Lussemburgo — Dal 2023 gli adulti possono possedere quantità limitate in privato e coltivare un piccolo numero di piante a casa. Il possesso pubblico resta limitato e non esiste una catena di vendita commerciale nazionale. Il Lussemburgo si colloca più vicino a Germania e Malta che al Canada. Legalizzò certe condotte adulte. Non legalizzò un mercato consumistico.
Sud Africa — Spesso etichettato come “legalizzato” dopo la sentenza Prince della Corte Costituzionale del 2018 e la successiva legislazione, la realtà è più ristretta. Possesso e coltivazione privata per uso personale sono protetti entro limiti, ma non si tratta di un quadro nazionale per la vendita al dettaglio per uso adulto. È meglio compreso come modello di uso privato costituzionalmente tutelato.
Solo medicina legale o accesso altamente ristretto ai cannabinoidi
Australia — L’Australia ha un sistema medico ampio e in espansione tramite i percorsi del Therapeutic Goods Administration, in particolare lo Special Access Scheme e l’Authorized Prescriber. I pazienti possono accedere legalmente a prodotti prescritti, incluso il fiore in molti casi, ma l’uso non medico rimane per lo più illegale a livello nazionale. L’Australian Capital Territory ha una limitata eccezione di uso personale, che complica la fotografia, ma l’Australia nel suo complesso è più un sistema medico che un sistema per uso adulto legale.

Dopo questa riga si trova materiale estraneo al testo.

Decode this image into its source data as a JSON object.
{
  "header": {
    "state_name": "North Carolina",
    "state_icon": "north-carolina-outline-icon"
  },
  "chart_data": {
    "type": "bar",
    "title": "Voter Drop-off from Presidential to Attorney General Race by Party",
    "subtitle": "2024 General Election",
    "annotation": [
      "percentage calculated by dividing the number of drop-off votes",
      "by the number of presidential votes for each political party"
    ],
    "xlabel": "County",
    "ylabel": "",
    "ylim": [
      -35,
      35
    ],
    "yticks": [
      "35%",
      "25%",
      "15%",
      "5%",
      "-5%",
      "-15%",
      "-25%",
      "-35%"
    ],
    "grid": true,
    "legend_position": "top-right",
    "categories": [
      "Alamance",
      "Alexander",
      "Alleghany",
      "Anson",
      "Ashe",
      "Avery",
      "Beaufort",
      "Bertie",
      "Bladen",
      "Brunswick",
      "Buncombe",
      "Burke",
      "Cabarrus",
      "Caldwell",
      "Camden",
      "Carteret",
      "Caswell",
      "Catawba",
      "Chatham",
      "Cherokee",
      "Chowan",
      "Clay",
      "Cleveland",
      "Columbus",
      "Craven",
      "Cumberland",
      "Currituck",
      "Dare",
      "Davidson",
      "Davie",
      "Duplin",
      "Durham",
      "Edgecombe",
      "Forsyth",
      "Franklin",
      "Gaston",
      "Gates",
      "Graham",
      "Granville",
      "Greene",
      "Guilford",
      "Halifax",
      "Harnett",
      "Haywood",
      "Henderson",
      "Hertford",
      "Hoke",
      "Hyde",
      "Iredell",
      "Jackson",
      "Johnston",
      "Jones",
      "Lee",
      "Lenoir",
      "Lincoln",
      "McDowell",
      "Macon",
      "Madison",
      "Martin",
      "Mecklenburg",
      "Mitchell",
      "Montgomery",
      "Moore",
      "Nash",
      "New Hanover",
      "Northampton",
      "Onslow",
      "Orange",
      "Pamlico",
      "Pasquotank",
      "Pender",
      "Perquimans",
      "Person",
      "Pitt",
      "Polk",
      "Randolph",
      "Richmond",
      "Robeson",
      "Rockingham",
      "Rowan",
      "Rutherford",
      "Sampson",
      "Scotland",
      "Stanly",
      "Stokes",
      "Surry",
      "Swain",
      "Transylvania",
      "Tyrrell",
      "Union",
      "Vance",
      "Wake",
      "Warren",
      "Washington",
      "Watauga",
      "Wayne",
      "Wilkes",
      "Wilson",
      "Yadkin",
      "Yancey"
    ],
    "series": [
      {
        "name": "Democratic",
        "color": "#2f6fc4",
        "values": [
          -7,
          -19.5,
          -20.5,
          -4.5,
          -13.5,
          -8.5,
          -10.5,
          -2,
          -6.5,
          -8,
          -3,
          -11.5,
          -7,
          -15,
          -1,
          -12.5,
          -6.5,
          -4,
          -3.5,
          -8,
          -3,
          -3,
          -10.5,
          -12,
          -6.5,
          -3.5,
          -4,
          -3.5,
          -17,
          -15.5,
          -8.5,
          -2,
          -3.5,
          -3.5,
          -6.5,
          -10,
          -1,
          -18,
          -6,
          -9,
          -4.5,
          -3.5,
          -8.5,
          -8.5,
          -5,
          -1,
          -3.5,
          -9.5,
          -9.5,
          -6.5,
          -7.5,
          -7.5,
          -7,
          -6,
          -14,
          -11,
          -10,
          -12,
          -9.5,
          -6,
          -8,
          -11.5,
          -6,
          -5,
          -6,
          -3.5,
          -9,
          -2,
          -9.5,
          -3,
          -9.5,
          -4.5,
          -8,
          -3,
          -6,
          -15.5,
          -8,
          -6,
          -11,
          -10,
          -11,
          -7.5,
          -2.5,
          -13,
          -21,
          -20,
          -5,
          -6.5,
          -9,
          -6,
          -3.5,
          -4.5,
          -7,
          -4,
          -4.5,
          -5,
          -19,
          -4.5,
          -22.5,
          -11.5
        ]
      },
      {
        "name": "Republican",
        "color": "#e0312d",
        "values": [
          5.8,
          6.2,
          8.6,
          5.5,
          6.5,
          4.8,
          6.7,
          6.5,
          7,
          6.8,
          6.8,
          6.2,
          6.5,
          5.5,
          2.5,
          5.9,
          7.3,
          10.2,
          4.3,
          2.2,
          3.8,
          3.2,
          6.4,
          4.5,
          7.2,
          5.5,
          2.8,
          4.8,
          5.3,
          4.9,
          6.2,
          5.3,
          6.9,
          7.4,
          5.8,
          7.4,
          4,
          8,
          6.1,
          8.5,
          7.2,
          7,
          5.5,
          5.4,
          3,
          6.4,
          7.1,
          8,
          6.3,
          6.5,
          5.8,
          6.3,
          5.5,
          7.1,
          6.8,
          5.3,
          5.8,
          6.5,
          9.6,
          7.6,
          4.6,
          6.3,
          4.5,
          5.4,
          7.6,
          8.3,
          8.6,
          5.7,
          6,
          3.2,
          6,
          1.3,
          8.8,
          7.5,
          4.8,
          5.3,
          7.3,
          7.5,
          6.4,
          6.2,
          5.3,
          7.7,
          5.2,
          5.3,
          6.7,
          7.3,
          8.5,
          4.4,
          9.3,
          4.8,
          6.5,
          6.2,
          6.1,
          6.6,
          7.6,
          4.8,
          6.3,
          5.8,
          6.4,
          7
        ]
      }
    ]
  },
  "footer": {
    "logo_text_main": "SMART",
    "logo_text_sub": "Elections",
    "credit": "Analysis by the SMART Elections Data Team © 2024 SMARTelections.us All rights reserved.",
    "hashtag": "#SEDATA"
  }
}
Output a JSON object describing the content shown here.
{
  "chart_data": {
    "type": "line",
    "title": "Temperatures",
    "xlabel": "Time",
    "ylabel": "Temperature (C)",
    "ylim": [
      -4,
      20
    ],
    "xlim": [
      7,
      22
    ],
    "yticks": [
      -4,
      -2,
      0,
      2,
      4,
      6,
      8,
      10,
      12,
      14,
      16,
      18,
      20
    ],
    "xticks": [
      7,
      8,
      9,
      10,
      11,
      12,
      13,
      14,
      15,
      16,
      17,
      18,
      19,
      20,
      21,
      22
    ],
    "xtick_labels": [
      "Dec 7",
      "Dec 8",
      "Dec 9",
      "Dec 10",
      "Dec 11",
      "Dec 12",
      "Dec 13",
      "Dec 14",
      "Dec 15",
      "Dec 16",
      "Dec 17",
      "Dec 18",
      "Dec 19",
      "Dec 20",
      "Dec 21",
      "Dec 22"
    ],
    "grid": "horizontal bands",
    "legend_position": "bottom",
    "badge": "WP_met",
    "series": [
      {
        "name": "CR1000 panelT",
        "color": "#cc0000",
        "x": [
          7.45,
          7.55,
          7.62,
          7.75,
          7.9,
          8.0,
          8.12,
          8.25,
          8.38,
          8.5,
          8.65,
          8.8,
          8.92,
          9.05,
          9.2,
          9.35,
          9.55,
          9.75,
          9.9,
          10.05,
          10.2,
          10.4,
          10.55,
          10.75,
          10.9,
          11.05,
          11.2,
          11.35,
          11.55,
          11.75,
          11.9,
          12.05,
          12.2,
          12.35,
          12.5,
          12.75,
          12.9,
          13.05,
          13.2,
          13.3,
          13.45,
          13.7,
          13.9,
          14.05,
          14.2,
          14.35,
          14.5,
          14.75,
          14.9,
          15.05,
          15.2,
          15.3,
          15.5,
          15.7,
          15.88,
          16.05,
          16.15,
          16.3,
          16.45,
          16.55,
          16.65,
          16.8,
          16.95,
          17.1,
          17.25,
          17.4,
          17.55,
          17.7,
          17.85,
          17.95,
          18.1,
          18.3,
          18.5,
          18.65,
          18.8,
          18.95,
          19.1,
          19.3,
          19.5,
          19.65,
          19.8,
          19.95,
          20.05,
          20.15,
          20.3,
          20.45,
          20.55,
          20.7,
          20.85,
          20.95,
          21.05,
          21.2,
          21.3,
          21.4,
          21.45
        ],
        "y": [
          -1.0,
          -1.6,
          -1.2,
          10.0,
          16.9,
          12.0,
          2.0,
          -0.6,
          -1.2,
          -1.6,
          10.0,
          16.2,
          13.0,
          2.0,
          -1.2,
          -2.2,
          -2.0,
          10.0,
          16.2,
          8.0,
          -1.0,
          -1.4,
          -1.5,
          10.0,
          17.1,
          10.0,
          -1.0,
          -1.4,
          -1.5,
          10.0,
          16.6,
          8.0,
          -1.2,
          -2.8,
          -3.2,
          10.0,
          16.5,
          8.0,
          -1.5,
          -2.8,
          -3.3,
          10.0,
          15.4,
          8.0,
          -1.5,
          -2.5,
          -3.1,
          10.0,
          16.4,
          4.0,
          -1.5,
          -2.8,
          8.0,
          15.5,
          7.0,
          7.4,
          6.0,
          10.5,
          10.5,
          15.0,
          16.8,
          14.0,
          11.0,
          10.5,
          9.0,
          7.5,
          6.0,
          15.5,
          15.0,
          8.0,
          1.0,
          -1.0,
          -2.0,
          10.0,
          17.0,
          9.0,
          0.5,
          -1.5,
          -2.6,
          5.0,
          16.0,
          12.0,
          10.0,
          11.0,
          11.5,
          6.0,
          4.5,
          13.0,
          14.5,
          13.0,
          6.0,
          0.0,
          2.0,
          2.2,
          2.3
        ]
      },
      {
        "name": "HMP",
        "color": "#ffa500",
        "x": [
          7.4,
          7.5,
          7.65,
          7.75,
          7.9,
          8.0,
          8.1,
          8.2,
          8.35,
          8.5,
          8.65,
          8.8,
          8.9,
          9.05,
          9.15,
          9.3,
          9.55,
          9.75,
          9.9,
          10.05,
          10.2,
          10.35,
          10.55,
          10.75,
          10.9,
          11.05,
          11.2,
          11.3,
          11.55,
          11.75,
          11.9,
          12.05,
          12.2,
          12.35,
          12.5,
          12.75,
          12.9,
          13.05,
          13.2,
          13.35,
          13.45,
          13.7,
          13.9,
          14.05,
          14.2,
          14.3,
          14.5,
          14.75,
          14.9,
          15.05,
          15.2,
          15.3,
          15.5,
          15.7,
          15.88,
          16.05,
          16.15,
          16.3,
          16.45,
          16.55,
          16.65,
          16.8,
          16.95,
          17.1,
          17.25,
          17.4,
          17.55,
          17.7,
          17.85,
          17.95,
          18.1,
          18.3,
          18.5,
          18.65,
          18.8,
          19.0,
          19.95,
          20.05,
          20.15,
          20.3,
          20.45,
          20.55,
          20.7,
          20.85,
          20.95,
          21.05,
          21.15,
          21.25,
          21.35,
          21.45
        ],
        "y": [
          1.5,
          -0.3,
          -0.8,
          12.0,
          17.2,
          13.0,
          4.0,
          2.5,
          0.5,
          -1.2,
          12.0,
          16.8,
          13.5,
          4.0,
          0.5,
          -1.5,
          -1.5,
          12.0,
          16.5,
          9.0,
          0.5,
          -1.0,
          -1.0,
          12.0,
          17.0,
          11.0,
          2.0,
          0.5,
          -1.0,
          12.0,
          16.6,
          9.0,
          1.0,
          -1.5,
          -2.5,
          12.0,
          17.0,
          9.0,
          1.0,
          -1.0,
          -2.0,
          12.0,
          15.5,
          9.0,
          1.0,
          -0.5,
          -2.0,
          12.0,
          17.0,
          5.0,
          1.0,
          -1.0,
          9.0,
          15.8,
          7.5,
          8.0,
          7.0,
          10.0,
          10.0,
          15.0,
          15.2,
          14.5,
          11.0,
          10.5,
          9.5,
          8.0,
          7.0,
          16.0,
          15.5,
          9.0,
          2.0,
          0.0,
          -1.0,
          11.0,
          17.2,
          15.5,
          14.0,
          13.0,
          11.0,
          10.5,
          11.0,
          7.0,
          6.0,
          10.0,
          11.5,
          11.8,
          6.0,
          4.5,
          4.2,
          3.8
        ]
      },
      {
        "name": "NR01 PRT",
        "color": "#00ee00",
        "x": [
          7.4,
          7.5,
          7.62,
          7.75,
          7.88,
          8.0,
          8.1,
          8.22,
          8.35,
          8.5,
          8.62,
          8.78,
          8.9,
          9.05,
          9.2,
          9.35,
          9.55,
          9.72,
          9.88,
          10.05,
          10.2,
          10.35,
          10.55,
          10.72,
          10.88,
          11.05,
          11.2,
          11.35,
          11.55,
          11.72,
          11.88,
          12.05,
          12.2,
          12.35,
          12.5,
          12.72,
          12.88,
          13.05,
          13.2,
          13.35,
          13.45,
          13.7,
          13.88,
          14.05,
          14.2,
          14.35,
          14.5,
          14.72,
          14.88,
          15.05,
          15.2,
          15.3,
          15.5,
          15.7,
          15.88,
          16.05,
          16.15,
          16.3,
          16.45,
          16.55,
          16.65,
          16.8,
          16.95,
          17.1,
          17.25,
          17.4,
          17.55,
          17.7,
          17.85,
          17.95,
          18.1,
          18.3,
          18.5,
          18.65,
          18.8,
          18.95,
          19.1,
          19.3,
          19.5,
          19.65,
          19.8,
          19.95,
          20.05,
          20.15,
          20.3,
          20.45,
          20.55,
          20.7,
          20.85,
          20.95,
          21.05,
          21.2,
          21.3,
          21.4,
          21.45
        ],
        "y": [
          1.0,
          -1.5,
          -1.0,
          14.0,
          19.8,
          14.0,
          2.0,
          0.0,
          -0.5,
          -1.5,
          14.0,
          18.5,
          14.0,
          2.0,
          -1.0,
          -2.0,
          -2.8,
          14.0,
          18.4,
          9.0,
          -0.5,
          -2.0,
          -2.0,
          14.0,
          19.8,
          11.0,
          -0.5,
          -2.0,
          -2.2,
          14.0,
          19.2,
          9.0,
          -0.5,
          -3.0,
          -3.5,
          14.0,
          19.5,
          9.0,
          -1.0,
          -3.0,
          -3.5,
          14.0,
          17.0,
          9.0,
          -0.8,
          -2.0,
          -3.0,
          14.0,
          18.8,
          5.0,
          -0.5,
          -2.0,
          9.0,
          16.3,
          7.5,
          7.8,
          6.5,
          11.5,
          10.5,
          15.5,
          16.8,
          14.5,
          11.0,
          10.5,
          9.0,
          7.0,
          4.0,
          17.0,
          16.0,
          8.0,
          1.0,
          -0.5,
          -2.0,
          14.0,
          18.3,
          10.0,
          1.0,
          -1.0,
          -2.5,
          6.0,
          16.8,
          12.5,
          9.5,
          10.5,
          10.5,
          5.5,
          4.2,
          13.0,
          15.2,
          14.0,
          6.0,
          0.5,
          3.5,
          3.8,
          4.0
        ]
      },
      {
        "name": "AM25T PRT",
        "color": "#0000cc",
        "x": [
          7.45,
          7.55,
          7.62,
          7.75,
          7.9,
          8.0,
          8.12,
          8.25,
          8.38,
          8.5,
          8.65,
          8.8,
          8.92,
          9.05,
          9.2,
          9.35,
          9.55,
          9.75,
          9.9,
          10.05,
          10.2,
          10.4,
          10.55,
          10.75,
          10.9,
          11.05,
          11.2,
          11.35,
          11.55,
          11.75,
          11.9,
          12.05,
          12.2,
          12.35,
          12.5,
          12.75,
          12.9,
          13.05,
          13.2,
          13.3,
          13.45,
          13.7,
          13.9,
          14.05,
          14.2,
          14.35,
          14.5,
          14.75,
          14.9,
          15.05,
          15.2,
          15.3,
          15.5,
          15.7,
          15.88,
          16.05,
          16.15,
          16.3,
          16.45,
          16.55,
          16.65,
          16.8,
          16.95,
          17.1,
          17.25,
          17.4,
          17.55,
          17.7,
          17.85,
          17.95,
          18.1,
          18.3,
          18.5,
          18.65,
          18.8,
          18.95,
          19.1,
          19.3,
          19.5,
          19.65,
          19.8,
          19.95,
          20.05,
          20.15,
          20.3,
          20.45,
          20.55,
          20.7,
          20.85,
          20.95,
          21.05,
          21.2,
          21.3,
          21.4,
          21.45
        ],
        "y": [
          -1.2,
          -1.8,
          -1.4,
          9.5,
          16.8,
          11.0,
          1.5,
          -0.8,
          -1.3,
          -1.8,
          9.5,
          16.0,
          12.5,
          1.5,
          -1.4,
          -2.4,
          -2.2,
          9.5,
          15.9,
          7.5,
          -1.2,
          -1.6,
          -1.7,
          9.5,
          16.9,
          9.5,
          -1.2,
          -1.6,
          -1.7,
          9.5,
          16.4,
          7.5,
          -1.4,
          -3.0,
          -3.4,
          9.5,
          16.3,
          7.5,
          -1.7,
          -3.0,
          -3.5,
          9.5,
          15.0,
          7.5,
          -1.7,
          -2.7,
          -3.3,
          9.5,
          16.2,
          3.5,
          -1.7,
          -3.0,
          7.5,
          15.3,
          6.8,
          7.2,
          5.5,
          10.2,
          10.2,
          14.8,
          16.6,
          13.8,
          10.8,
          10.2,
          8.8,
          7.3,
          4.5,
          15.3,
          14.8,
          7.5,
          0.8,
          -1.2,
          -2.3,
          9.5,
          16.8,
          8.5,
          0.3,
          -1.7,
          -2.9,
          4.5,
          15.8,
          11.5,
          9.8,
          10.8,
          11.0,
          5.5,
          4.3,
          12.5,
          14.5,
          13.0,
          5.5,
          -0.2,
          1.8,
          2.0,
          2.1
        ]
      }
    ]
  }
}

Israele — Israele è uno dei più antichi e scientificamente influenti Paesi per il cannabis medica, con un programma pazienti strutturato e lunga tradizione di ricerca. L’uso non medico resta illegale, anche se le priorità di enforcement sono cambiate nel tempo. Israele rientra nella categoria accesso medico, non uso adulto legale.
Regno Unito — Dal 2018 i prodotti medicinali a base di cannabis possono essere prescritti in seguito a riclassificazione, ma l’accesso tramite NHS rimane molto limitato nella pratica. È un esempio classico di legalità sulla carta e disponibilità reale ridotta. L’uso non medico resta proibito.
Marocco — Il Marocco legalizzò la coltivazione nel 2021 per scopi medici e industriali tramite un sistema di licenze. Non legalizzò l’uso non medico da parte degli adulti. Considerando il ruolo storico del Paese nella produzione di cannabis, si tratta di un’importante svolta, ma è settoriale e strettamente delimitata.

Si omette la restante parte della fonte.